Publication year - 2009
Publication title -
the faseb journal
Language(s) - English
Resource type - Journals
SCImago Journal Rank - 1.709
H-Index - 277
eISSN - 1530-6860
pISSN - 0892-6638
DOI - 10.1096/fasebj.23.1_supplement.580.11
Subject(s) - transient receptor potential channel , chemistry , ankyrin , irritation , ion channel , pharmacology , anesthesia , receptor , medicine , biochemistry , immunology , gene
The release of the methyl isocyanate in Bhopal, India, caused the worst industrial accident in history. Exposures to industrial isocyanates induce lacrimation, pain, airway irritation and edema. Similar responses are elicited by chemicals used as tear gases.
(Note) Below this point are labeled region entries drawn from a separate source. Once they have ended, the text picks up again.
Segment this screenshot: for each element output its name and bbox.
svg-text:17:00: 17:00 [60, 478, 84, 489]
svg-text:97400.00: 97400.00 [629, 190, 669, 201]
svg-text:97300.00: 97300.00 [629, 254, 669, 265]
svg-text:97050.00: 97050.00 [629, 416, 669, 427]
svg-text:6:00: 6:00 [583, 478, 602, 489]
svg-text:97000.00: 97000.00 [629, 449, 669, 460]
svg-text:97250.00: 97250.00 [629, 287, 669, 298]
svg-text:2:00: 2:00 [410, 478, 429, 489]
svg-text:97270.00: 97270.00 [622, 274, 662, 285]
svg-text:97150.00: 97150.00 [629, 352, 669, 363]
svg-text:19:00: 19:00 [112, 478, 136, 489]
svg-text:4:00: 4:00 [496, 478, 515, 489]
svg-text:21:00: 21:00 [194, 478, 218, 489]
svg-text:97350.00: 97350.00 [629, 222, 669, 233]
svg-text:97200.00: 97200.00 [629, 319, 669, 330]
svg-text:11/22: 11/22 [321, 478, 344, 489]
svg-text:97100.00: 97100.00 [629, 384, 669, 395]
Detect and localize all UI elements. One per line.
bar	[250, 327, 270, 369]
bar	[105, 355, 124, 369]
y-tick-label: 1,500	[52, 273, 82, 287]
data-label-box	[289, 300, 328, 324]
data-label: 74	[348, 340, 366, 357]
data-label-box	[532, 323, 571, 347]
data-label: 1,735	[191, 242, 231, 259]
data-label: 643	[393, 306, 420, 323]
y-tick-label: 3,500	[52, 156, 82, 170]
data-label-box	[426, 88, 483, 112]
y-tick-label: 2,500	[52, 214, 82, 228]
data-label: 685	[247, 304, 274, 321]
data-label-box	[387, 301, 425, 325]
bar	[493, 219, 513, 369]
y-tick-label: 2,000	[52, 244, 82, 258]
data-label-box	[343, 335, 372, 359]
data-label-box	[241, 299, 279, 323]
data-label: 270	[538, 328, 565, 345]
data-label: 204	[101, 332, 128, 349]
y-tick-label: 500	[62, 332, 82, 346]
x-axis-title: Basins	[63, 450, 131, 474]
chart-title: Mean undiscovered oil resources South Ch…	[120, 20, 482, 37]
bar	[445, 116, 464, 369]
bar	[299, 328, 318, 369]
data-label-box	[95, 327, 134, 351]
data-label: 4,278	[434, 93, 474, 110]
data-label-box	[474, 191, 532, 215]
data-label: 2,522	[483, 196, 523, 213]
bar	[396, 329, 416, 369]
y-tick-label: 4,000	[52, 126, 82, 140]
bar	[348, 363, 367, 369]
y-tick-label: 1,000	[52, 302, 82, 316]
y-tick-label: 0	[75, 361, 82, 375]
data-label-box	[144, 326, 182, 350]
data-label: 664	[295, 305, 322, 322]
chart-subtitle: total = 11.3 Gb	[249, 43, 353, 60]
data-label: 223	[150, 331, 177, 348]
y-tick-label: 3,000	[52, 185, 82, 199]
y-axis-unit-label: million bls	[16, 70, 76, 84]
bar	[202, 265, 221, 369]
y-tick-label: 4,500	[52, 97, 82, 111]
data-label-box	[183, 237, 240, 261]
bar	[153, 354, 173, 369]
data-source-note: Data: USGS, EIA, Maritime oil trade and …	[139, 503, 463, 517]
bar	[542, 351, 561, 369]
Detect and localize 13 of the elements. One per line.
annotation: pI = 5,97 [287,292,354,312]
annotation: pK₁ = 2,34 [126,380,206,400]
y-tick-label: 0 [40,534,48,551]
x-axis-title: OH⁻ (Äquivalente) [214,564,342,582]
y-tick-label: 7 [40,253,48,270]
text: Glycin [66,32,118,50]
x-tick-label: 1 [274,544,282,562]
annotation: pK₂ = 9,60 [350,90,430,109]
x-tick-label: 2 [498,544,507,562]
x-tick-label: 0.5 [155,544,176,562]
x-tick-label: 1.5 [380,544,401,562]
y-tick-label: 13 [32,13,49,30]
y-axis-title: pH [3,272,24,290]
Despite of frequent exposures the biological targets of isocyanates and tear gases in vivo have not been identified, precluding the development of effective countermeasures. We use Ca2+ imaging and electrophysiology to show that the noxious effects of isocyanates and all major tear gas agents are caused by activation of Ca2+ influx and membrane currents in mustard oil‐sensitive sensory neurons. These responses are mediated by Transient Receptor Potential Ankyrin 1 (TRPA1), an ion channel serving as a detector for reactive chemicals. In mice, genetic ablation or pharmacological inhibition of TRPA1 dramatically reduces isocyanate‐ and tear gas‐induced nocifensive behavior following both ocular and cutaneous exposures. We conclude that isocyanates and tear gas agents target the same neuronal receptor, TRPA1. TRPA1 antagonists can prevent and alleviate the adverse health effects of exposures to a wide range of toxic noxious chemicals.